OOS 8-1 - Undergraduate data science: Biological connections and assessing impacts

Tuesday, August 8, 2017: 8:00 AM
Portland Blrm 255, Oregon Convention Center
Louis J. Gross1, Suzanne Lenhart2, Robin Taylor3, Pamela Bishop3 and Kelly Sturner4, (1)Ecology and Evolutionary Biology and Mathematics, University of Tennessee, Knoxville, TN, (2)Mathematics, University of Tennessee, Knoxville, TN, (3)National Institute for STEM Evaluation and Research, University of Tennessee, Knoxville, TN, (4)National Institute for Mathematical and Biological Synthesis, University of Tennessee, Knoxville, TN
Background/Question/Methods

As an outgrowth of the availability of "big data" across many domains, institutions are developing diverse pathways for data science education.
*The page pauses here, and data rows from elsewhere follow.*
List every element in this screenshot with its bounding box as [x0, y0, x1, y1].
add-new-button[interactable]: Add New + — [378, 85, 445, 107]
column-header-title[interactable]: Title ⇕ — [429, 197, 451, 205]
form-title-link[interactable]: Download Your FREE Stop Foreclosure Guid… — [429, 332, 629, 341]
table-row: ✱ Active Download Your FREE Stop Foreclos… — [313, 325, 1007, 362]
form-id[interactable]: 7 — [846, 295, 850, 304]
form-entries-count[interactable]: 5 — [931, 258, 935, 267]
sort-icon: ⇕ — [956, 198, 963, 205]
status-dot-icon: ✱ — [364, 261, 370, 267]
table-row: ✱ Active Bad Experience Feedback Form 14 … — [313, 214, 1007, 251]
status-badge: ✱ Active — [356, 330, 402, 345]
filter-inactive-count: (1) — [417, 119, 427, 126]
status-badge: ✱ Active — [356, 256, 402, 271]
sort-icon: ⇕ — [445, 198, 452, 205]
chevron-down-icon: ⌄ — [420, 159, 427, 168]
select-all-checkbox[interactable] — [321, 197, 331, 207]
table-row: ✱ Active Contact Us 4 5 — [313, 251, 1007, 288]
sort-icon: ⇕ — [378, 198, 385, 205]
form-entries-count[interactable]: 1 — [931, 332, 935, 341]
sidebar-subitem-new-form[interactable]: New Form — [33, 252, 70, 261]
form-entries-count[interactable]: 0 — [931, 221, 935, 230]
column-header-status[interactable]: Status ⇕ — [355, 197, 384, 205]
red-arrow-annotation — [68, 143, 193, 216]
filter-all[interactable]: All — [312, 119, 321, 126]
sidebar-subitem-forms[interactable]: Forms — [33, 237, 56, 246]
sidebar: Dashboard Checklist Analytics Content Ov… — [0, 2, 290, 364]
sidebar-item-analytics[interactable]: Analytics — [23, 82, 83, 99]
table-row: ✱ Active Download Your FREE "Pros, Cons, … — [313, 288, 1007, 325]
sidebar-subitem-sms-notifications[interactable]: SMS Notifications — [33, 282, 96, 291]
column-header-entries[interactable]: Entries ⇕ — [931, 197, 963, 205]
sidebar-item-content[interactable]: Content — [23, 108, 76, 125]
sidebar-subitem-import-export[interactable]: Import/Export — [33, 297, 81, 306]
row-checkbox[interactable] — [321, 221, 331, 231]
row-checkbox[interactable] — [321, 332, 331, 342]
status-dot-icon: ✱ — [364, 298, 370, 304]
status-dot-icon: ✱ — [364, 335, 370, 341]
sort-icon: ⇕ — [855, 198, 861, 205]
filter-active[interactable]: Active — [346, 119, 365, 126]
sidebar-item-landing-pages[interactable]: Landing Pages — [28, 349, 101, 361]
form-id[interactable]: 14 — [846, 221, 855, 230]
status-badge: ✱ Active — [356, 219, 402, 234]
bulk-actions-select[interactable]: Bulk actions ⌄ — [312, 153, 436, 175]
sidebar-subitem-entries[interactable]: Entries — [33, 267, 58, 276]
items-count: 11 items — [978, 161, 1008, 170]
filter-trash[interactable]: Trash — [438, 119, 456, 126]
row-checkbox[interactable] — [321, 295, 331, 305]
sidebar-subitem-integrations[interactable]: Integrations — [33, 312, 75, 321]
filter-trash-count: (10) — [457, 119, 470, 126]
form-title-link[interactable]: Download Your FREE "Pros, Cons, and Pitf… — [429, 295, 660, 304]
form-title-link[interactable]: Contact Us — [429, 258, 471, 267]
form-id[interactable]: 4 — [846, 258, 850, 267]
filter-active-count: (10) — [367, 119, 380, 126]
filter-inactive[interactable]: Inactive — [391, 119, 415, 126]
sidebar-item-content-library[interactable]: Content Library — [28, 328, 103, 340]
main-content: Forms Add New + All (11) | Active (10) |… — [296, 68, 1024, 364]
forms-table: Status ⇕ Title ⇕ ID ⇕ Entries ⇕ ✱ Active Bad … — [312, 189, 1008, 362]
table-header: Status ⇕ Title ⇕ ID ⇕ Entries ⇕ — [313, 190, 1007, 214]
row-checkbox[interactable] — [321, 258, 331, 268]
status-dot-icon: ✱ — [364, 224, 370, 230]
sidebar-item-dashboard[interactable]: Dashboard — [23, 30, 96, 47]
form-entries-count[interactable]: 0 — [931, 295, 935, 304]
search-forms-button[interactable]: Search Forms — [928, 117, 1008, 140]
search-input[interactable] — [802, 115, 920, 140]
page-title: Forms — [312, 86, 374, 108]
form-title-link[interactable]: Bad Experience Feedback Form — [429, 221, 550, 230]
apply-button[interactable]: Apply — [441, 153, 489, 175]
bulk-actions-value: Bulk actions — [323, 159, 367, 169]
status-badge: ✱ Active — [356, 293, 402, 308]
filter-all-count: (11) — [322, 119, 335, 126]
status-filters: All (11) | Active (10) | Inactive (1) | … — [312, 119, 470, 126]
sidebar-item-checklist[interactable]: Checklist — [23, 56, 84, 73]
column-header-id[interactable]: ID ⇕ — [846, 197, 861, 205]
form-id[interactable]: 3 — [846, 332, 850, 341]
There are ongoing discussions at the national level as well as within educational institutions about what topics fall under the data science discipline and how its core concepts and skills relate to those in many quantitative domain disciplines. Undergraduate data science texts are just beginning to appear, some with emphasis on biology. There are an immense collection of formal and informal materials on data science available online that might be beneficial to undergraduate education, but there is little guidance on how to effectively "downscale" the concepts to mesh with the quantitative level of many undergraduates. Despite efforts over many years to enhance quantitative foundations for life science students, in general this has been limited to basic statistics and calculus. We will summarize the history of such efforts and note some lessons from these that may be beneficial as biology educators collaborate with colleagues developing data science programs. One such lesson derives from the development of methods to assess the impact on quantitative concept comprehension from inclusion of biological examples.

Results/Conclusions

With NSF support, a group of educators, evaluators, and mathematical biologists have been developing a Quantitative Biology Concept Inventory (QBCI) as an instrument to assess student's mathematics abilities as affected by the use of real-world examples from the life sciences. One objective is to investigate whether life science students taking a course that places mathematical concepts in a biological context are more readily able to understand the underlying concepts, and apply them to other examples, than students who have not had this exposure to examples from the life sciences. This addresses a fundamental question in teaching mathematics: whether placing the mathematics in a concrete, real-world context helps students learn the mathematical ideas and enhances their skills in applying the mathematics. The process of developing the QBCI has included consultation with a large cadre of individuals with extensive teaching experience in quantitative biology, several focus groups with biology undergraduates, development of a pilot version, and revisions based upon implementation in courses. We will present preliminary results from additional piloting of the QBCI, empasizing comparisons of responses from biology students with a standard calculus course to those from a course emphasizing biological examples.